Hooper, Tobe. Lifeforce. 1985

Envoyés en mission spatiale pour étudier la comète de Halley, le colonel Carlsen et son équipage vont faire une incroyable découverte. Niché dans l’ombre de la comète, ils vont en effet se retrouver face à un étrange vaisseau désert, dans lequel ils ne vont trouver que des cadavres de chauve-souris géantes, et trois corps humanoïdes. Inquiétés par leur silence radio durant le retour de la mission sur terre, l’agence spatiale va envoyer à leur rencontre la navette Colombus. Mais une fois l’équipe de secours sur place, c’est pour découvrir que tous les membres de l’équipes sont décédés, et qu’un incendie à ravagé une partie du vaisseau. Ne reste que les trois mystérieux corps humanoïdes toujours protégés dans leur étrange enveloppe cristalline.

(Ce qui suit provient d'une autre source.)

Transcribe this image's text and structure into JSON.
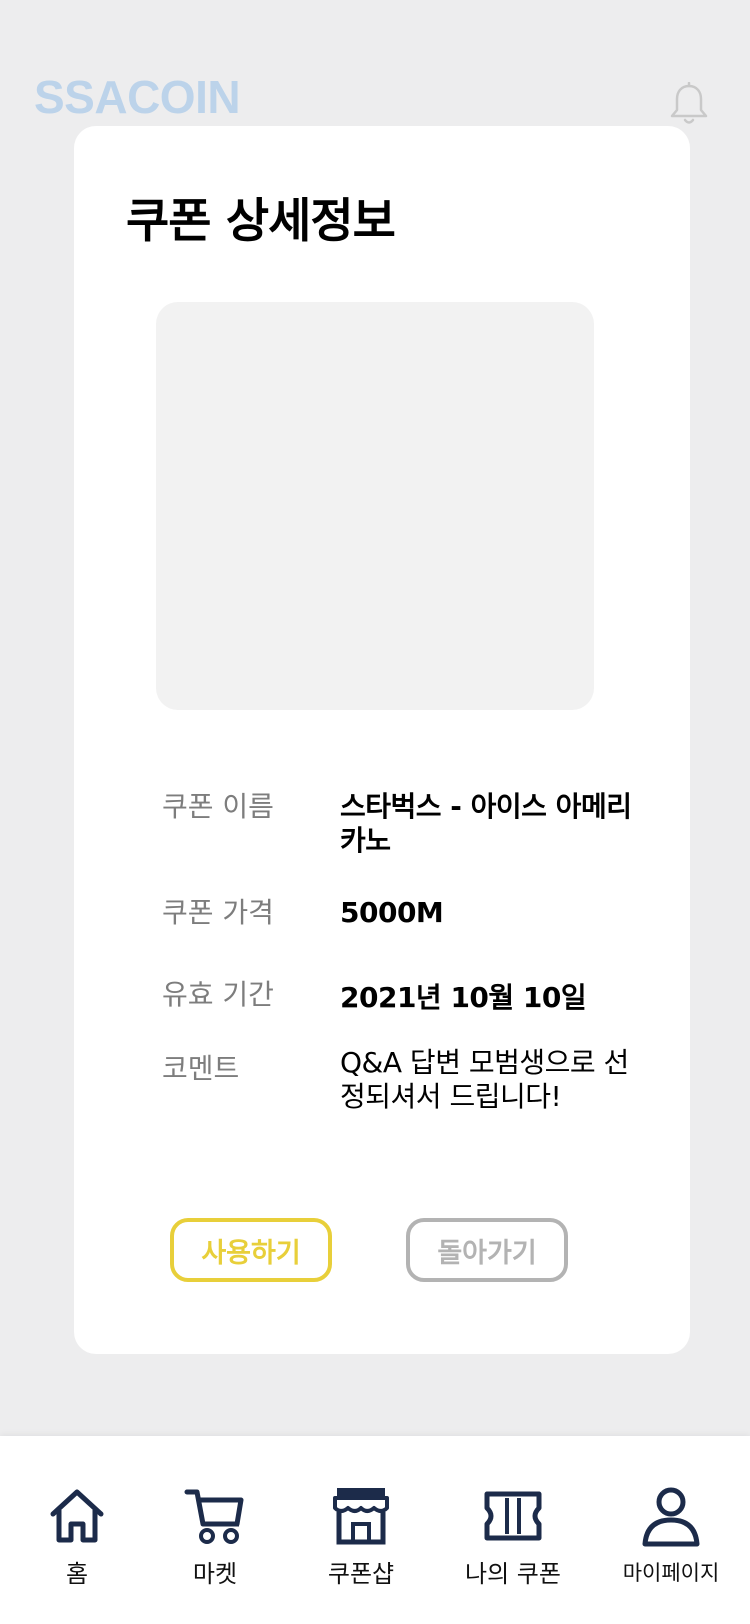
{
  "header": {
    "logo": "SSACOIN",
    "bell_icon": "bell-icon"
  },
  "modal": {
    "title": "쿠폰 상세정보",
    "details": [
      {
        "label": "쿠폰 이름",
        "value": "스타벅스 - 아이스 아메리카노"
      },
      {
        "label": "쿠폰 가격",
        "value": "5000M"
      },
      {
        "label": "유효 기간",
        "value": "2021년 10월 10일"
      },
      {
        "label": "코멘트",
        "value": "Q&A 답변 모범생으로 선정되셔서 드립니다!"
      }
    ],
    "use_button": "사용하기",
    "back_button": "돌아가기"
  },
  "nav": {
    "items": [
      {
        "label": "홈",
        "icon": "home-icon"
      },
      {
        "label": "마켓",
        "icon": "cart-icon"
      },
      {
        "label": "쿠폰샵",
        "icon": "store-icon"
      },
      {
        "label": "나의 쿠폰",
        "icon": "ticket-icon"
      },
      {
        "label": "마이페이지",
        "icon": "user-icon"
      }
    ]
  },
  "colors": {
    "background": "#ededee",
    "logo": "#bcd3ea",
    "use_button": "#e8cf3a",
    "back_button": "#b3b3b3",
    "nav_icon": "#1c2b4a",
    "label_gray": "#7d7d7d"
  }
}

Lifeforce est tout d’abord l’adaptation cinéma d’un des grands classiques de la littérature vampirique, Les vampires de l’espace de Colin Wilson. Un des rares textes à mêler le mythe du vampire à la science-fiction, ce qui le rapproche à cet effet, des années avant, de la série Nécroscope de Brian Lumley. Le film, réalisé au milieu des années 80, a malheureusement plutôt mal vieilli, les effets spéciaux comme la réalisation peinant à donner autre chose au film que l’apparence d’un b-movie.

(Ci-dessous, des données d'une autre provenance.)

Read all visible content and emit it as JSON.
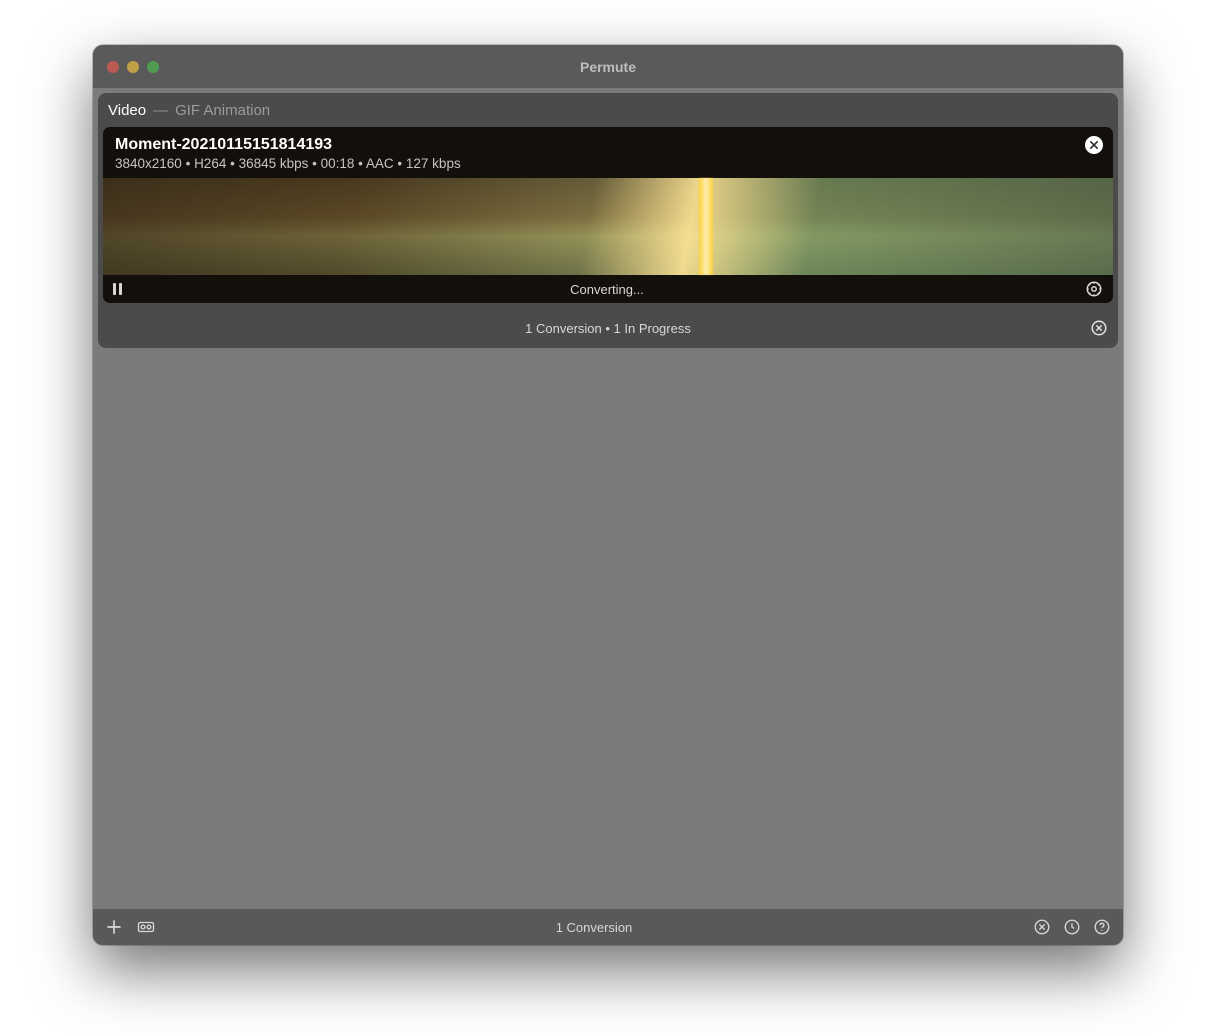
{
  "window": {
    "title": "Permute"
  },
  "group": {
    "category": "Video",
    "target_format": "GIF Animation",
    "summary": "1 Conversion • 1 In Progress"
  },
  "item": {
    "filename": "Moment-20210115151814193",
    "resolution": "3840x2160",
    "video_codec": "H264",
    "video_bitrate": "36845 kbps",
    "duration": "00:18",
    "audio_codec": "AAC",
    "audio_bitrate": "127 kbps",
    "status": "Converting..."
  },
  "toolbar": {
    "summary": "1 Conversion"
  },
  "icons": {
    "add": "plus-icon",
    "presets": "presets-icon",
    "cancel_all": "cancel-circle-icon",
    "history": "clock-icon",
    "help": "help-icon"
  }
}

Une adaptation expédiée, qui ne brille pas par le jeu de ses acteurs, dont aucun ne parvient réellement à tirer son épingle du lot. Mathilda May, qui tient ici le principal (et quasi seul) rôle féminin, campe une vampire de l’espace, personnage pourtant central du livre, bien peu convaincante, si ce n’est pas sa plastique sur laquelle le film appuie lourdement. L’aspect sensuel, voire sexuel, est certes très présent dans le livre original, mais il est dommage que le film lui ait accordé plus de place qu’à un vrai travaillé de scénarisation, ce qui aurait pu contrebalancer la crédibilité somme tout relative de certains des effets spéciaux.

Comme le livre, le film met donc en scène une race de créature venue de l’espace qui se nourrissent de l’essence des êtres humains, laissant leurs victimes soit lourdement affaiblies, soit irrémédiablement mortes et desséchées. Capable de prendre l’apparence de ceux dont elles se nourrissent, ces créature répandent leur malédiction comme une peste, faisant de leurs victimes de nouveaux vampires avides de sang, d’énergie et de chair fraîche. Si les vampires que nous connaissons partagent de nombreuses caractéristiques avec cette race venue de l’espace, ces créatures ne semblent cependant pas craindre la lumière du soleil.

Un film pas franchement convaincant, qui accuse le poids des ans et ne bénéficie pas d’une réalisation très convaincante. Le roman de Colin Wilson a été pour le moins réduit, l’aspect érotique, certes présent dans le livre, finissant par prendre une place un peu envahissante. A regarder par curiosité, mais loin d’être indispensable aux amateurs de cinéma aux dents longues.


Hooper, Tobe. Lifeforce. 1985 Hooper, Tobe. Lifeforce. 1985 Hooper, Tobe. Lifeforce. 1985

Une réponse à Hooper, Tobe. Lifeforce. 1985

  1. Philippe Roy dit :

    Je me souviens avoir bien aimé ce film, malgré ses défauts. Il ne m’a pas laissé de souvenir impérissable, mais j’ai été surpris de m’intéresser à l’histoire, d’être même happé par elle, peut être justement à cause de ses défauts. Mes attentes ont été agréablement trompées, et je ne me suis jamais ennuyé. Peut-être est-ce parce que je n’ai jamais lu le livre.